* draft RFC for video calls, own rolled WebRTC approach in comments * formatting typo * update * update rfc (WIP) Co-authored-by: Evgeny Poberezkin <2769109+epoberezkin@users.noreply.github.com>
4.2 KiB
Adding Audio/Video Call Functionality to SimpleX Apps
To extend the functionality of the SimpleX mobile apps in pursuit of supporting all kinds of communication, we seek to add the ability for already connected users to call each other with audio and optionally video.
Desired Functionality
- The content (audio/video data) of the calls is encrypted
- The setting up of the call session is secure and encrypted (via the SimpleX protocol)
- Contacts can audio call each other
- Contacts can video call each other
- When on a call users can mute/unmute their mic
- When on a video call users can show/hide their video feed
- Users will be notified of other calls when already engaged in a call
- Incoming calls trigger a notification which offers the chance to accept or reject the call. Accepting the call opens the app to a call page.
- (TBC) Calls will be entered into chat history as immutable messages with styling differing from typical messages
Proposed Implementation
The calls themselves should be handled by WebRTC. This requires some initial messaging to set up the details of the session (routing, codecs, message priorities) and then the data of the call is passed peer-to-peer through the WebRTC channel resulting from the session instantiation. In order to secure the communications, the initial communication to set up the session will be handled through the existing SimpleX communication channel between users. The content sent through the WebRTC session will also be encrypted using keys (exchanged through SimpleX). Full details of the workflow for setting up WebRTC calls can be found here.
To take advantage of existing development and infrastructure, we propose to build this functionality using webviews in our apps which will have web pages using JavaScript APIs to handle WebRTC elements.
Setting Up the Session
In essence, we can use SimpleX to handle the signalling with ICE agents performing negotiation at either end in the SimpleX mobile app. This requires the sharing of Session Description Protocol information which can be serialised as JSON. These can be passed as a new message type in the SimpleX API.
There are a few key features required to set up a call session.
- Generation of Offers
- Negotiation of Offers
- Instantiating the call over the network
- Showing the users the video streams
These elements can be included in a new 'call' message type which includes the information alongside the nature of the call (i.e. audio only or video).
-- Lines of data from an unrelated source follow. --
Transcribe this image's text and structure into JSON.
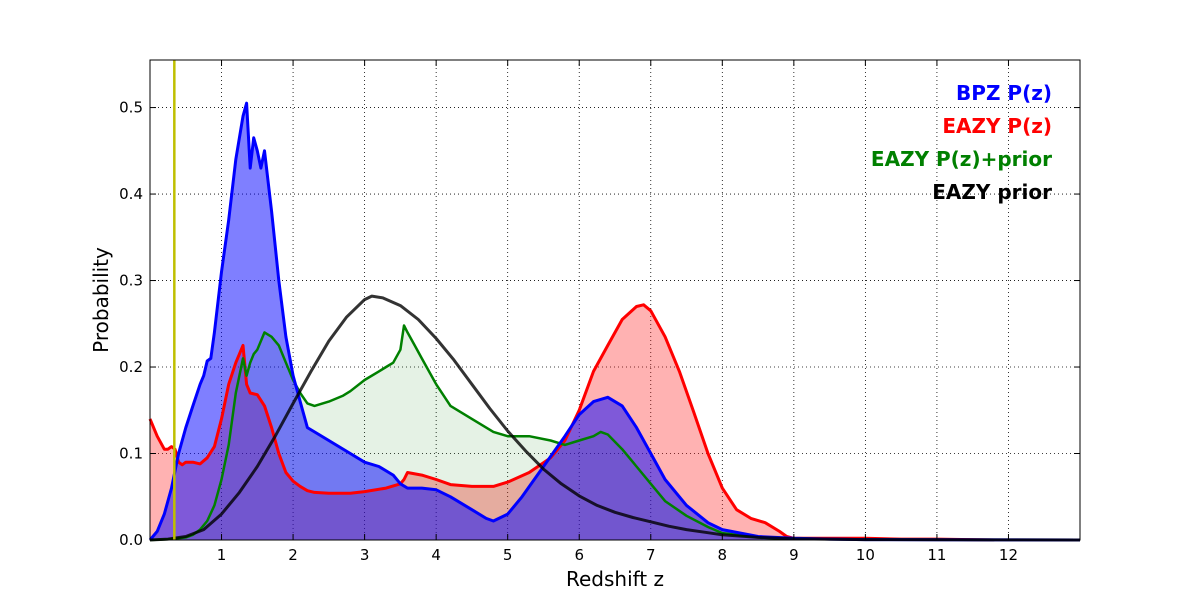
{
  "chart_data": {
    "type": "area",
    "title": "",
    "xlabel": "Redshift z",
    "ylabel": "Probability",
    "xlim": [
      0,
      13
    ],
    "ylim": [
      0,
      0.555
    ],
    "x_ticks": [
      1,
      2,
      3,
      4,
      5,
      6,
      7,
      8,
      9,
      10,
      11,
      12
    ],
    "y_ticks": [
      0.0,
      0.1,
      0.2,
      0.3,
      0.4,
      0.5
    ],
    "y_tick_labels": [
      "0.0",
      "0.1",
      "0.2",
      "0.3",
      "0.4",
      "0.5"
    ],
    "grid": true,
    "legend_position": "top-right",
    "vertical_line": {
      "x": 0.34,
      "color": "#bfbf00"
    },
    "series": [
      {
        "name": "EAZY P(z)",
        "color": "#ff0000",
        "fill": "#ff0000",
        "fill_opacity": 0.3,
        "line_width": 3,
        "x": [
          0,
          0.1,
          0.2,
          0.25,
          0.3,
          0.35,
          0.4,
          0.45,
          0.5,
          0.6,
          0.7,
          0.8,
          0.9,
          1.0,
          1.1,
          1.2,
          1.3,
          1.35,
          1.4,
          1.5,
          1.6,
          1.7,
          1.8,
          1.9,
          2.0,
          2.1,
          2.2,
          2.3,
          2.5,
          2.8,
          3.0,
          3.3,
          3.5,
          3.55,
          3.6,
          3.8,
          4.0,
          4.2,
          4.5,
          4.8,
          5.0,
          5.3,
          5.6,
          5.8,
          6.0,
          6.2,
          6.4,
          6.6,
          6.8,
          6.9,
          7.0,
          7.2,
          7.4,
          7.6,
          7.8,
          8.0,
          8.2,
          8.4,
          8.6,
          8.8,
          8.9,
          9.0,
          9.2,
          9.5,
          10.0,
          10.5,
          11.0,
          11.8
        ],
        "y": [
          0.14,
          0.12,
          0.105,
          0.105,
          0.108,
          0.105,
          0.09,
          0.087,
          0.09,
          0.09,
          0.088,
          0.095,
          0.108,
          0.14,
          0.18,
          0.205,
          0.225,
          0.18,
          0.17,
          0.168,
          0.155,
          0.13,
          0.1,
          0.078,
          0.068,
          0.062,
          0.057,
          0.055,
          0.054,
          0.054,
          0.056,
          0.06,
          0.065,
          0.07,
          0.078,
          0.075,
          0.07,
          0.064,
          0.062,
          0.062,
          0.067,
          0.078,
          0.095,
          0.115,
          0.15,
          0.195,
          0.225,
          0.255,
          0.27,
          0.272,
          0.265,
          0.235,
          0.195,
          0.148,
          0.1,
          0.06,
          0.035,
          0.025,
          0.02,
          0.01,
          0.004,
          0.002,
          0.002,
          0.002,
          0.002,
          0.001,
          0.001,
          0.0
        ]
      },
      {
        "name": "EAZY P(z)+prior",
        "color": "#008000",
        "fill": "#008000",
        "fill_opacity": 0.1,
        "line_width": 2.5,
        "x": [
          0,
          0.3,
          0.5,
          0.6,
          0.7,
          0.8,
          0.9,
          1.0,
          1.1,
          1.2,
          1.3,
          1.35,
          1.4,
          1.45,
          1.5,
          1.6,
          1.7,
          1.8,
          1.9,
          2.0,
          2.1,
          2.2,
          2.3,
          2.5,
          2.7,
          2.8,
          3.0,
          3.2,
          3.3,
          3.4,
          3.5,
          3.55,
          3.6,
          3.7,
          3.8,
          4.0,
          4.2,
          4.5,
          4.8,
          5.0,
          5.3,
          5.6,
          5.8,
          6.0,
          6.2,
          6.3,
          6.4,
          6.6,
          6.8,
          7.0,
          7.2,
          7.5,
          7.8,
          8.0,
          8.5,
          9.0,
          10.0,
          11.0,
          11.8
        ],
        "y": [
          0.0,
          0.001,
          0.003,
          0.006,
          0.012,
          0.022,
          0.04,
          0.07,
          0.11,
          0.17,
          0.21,
          0.19,
          0.205,
          0.215,
          0.22,
          0.24,
          0.235,
          0.225,
          0.205,
          0.185,
          0.17,
          0.158,
          0.155,
          0.16,
          0.167,
          0.172,
          0.185,
          0.195,
          0.2,
          0.205,
          0.22,
          0.248,
          0.24,
          0.225,
          0.21,
          0.18,
          0.155,
          0.14,
          0.125,
          0.12,
          0.12,
          0.115,
          0.11,
          0.115,
          0.12,
          0.125,
          0.122,
          0.105,
          0.085,
          0.065,
          0.045,
          0.028,
          0.015,
          0.008,
          0.003,
          0.001,
          0.0008,
          0.0005,
          0.0
        ]
      },
      {
        "name": "BPZ P(z)",
        "color": "#0000ff",
        "fill": "#0000ff",
        "fill_opacity": 0.5,
        "line_width": 3,
        "x": [
          0,
          0.1,
          0.2,
          0.3,
          0.4,
          0.5,
          0.6,
          0.7,
          0.75,
          0.8,
          0.85,
          0.9,
          1.0,
          1.1,
          1.2,
          1.3,
          1.35,
          1.4,
          1.45,
          1.5,
          1.55,
          1.6,
          1.7,
          1.8,
          1.9,
          2.0,
          2.1,
          2.2,
          2.3,
          2.5,
          2.8,
          3.0,
          3.2,
          3.4,
          3.5,
          3.6,
          3.8,
          4.0,
          4.2,
          4.5,
          4.7,
          4.8,
          5.0,
          5.2,
          5.5,
          5.8,
          6.0,
          6.2,
          6.4,
          6.6,
          6.8,
          7.0,
          7.2,
          7.5,
          7.8,
          8.0,
          8.5,
          9.0,
          9.5,
          10.0,
          11.0,
          12.0,
          13.0
        ],
        "y": [
          0.0,
          0.01,
          0.03,
          0.06,
          0.1,
          0.13,
          0.155,
          0.18,
          0.19,
          0.207,
          0.21,
          0.24,
          0.31,
          0.37,
          0.44,
          0.49,
          0.505,
          0.43,
          0.465,
          0.45,
          0.43,
          0.45,
          0.38,
          0.3,
          0.235,
          0.19,
          0.16,
          0.13,
          0.125,
          0.115,
          0.1,
          0.09,
          0.085,
          0.075,
          0.065,
          0.06,
          0.06,
          0.058,
          0.05,
          0.035,
          0.025,
          0.022,
          0.03,
          0.05,
          0.085,
          0.12,
          0.145,
          0.16,
          0.165,
          0.155,
          0.13,
          0.1,
          0.07,
          0.04,
          0.02,
          0.012,
          0.004,
          0.002,
          0.001,
          0.0005,
          0.0002,
          0.0001,
          0.0
        ]
      },
      {
        "name": "EAZY prior",
        "color": "#000000",
        "fill": "none",
        "fill_opacity": 0,
        "line_width": 3,
        "opacity": 0.8,
        "x": [
          0,
          0.25,
          0.5,
          0.75,
          1.0,
          1.25,
          1.5,
          1.75,
          2.0,
          2.25,
          2.5,
          2.75,
          3.0,
          3.1,
          3.25,
          3.5,
          3.75,
          4.0,
          4.25,
          4.5,
          4.75,
          5.0,
          5.25,
          5.5,
          5.75,
          6.0,
          6.25,
          6.5,
          6.75,
          7.0,
          7.25,
          7.5,
          7.75,
          8.0,
          8.5,
          9.0,
          10.0,
          11.0,
          12.0,
          13.0
        ],
        "y": [
          0.0,
          0.001,
          0.004,
          0.012,
          0.03,
          0.055,
          0.085,
          0.12,
          0.158,
          0.195,
          0.23,
          0.258,
          0.278,
          0.282,
          0.28,
          0.271,
          0.255,
          0.233,
          0.208,
          0.18,
          0.152,
          0.126,
          0.103,
          0.082,
          0.065,
          0.051,
          0.04,
          0.032,
          0.026,
          0.021,
          0.016,
          0.012,
          0.009,
          0.006,
          0.003,
          0.0015,
          0.0005,
          0.0002,
          0.0001,
          0.0
        ]
      }
    ],
    "legend": [
      {
        "label": "BPZ P(z)",
        "color": "#0000ff"
      },
      {
        "label": "EAZY P(z)",
        "color": "#ff0000"
      },
      {
        "label": "EAZY P(z)+prior",
        "color": "#008000"
      },
      {
        "label": "EAZY prior",
        "color": "#000000"
      }
    ]
  }
}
User state etc can be updated as calls are connected/disconnected.
Initial Prototype
To get off the ground, we will develop an initial prototype (not for app store release). This prototype will simply set up a video call with no changes to the SimpleX API (as we will simply pass messages as JSON through other channels).
This prototype will demonstrate how to set up calls using WebRTC and demonstrate how to pass information to and from webviews in app.
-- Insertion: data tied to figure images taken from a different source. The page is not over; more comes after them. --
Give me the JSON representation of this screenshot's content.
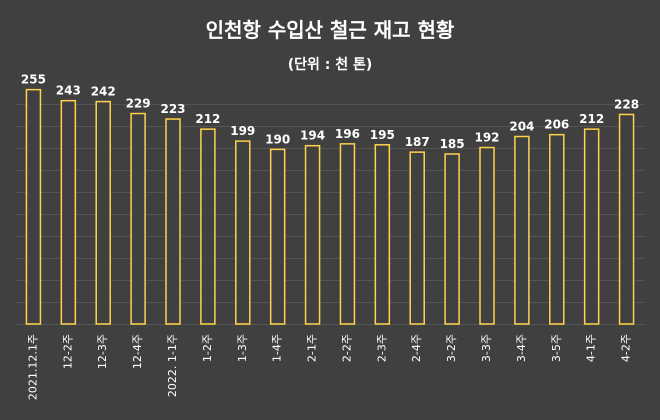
{
  "chart_data": {
    "type": "bar",
    "title": "인천항 수입산 철근 재고 현황",
    "subtitle": "(단위 : 천 톤)",
    "categories": [
      "2021.12.1주",
      "12-2주",
      "12-3주",
      "12-4주",
      "2022. 1-1주",
      "1-2주",
      "1-3주",
      "1-4주",
      "2-1주",
      "2-2주",
      "2-3주",
      "2-4주",
      "3-2주",
      "3-3주",
      "3-4주",
      "3-5주",
      "4-1주",
      "4-2주"
    ],
    "values": [
      255,
      243,
      242,
      229,
      223,
      212,
      199,
      190,
      194,
      196,
      195,
      187,
      185,
      192,
      204,
      206,
      212,
      228
    ],
    "ylim": [
      0,
      260
    ],
    "xlabel": "",
    "ylabel": "",
    "grid": true,
    "colors": {
      "background": "#404040",
      "bar_edge": "#ffd24a",
      "bar_fill": "#404040",
      "grid": "#555555",
      "text": "#ffffff"
    }
  }
}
The workflow will be as follows 1. 2. 3.
Queries
Do we need to set up and destroy virtual IP addresses for additional security?
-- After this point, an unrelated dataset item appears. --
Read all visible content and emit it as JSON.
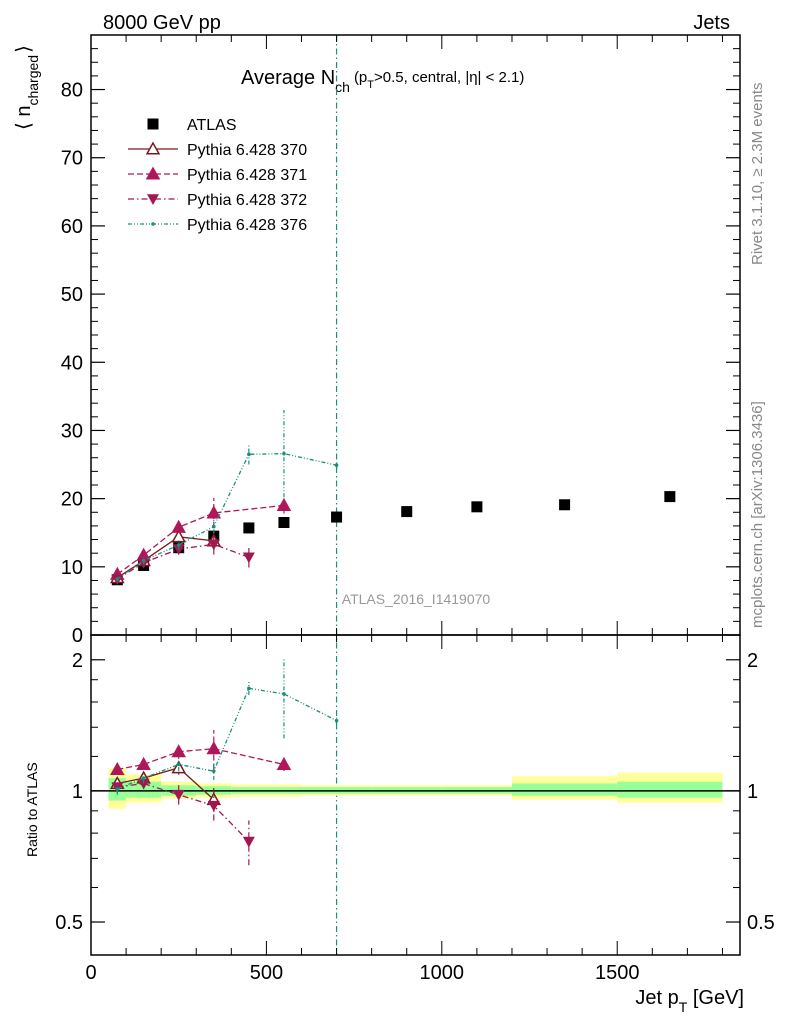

For initial implementation it is sufficient to warn users that they may be exposing their IP to the recipient.
Is it beneficial to have an additional layer of encryption for the media content (under the principle of zero trust or otherwise)?
Yes. We can implement a 'frame encryption' method in the SimpleX API which given a key and some content returns the encrypted content. Similarly, we will have a decryption call. Keys can be call specific and formed using typical DH key exchange.
Who runs the STUN/TURN servers? For the initial prototype we can use publicly available servers. For a full release implementation, SimpleX will need to run its own routing servers to support ICE and possibly STUN/TURN. Open source implementations for these elements exist.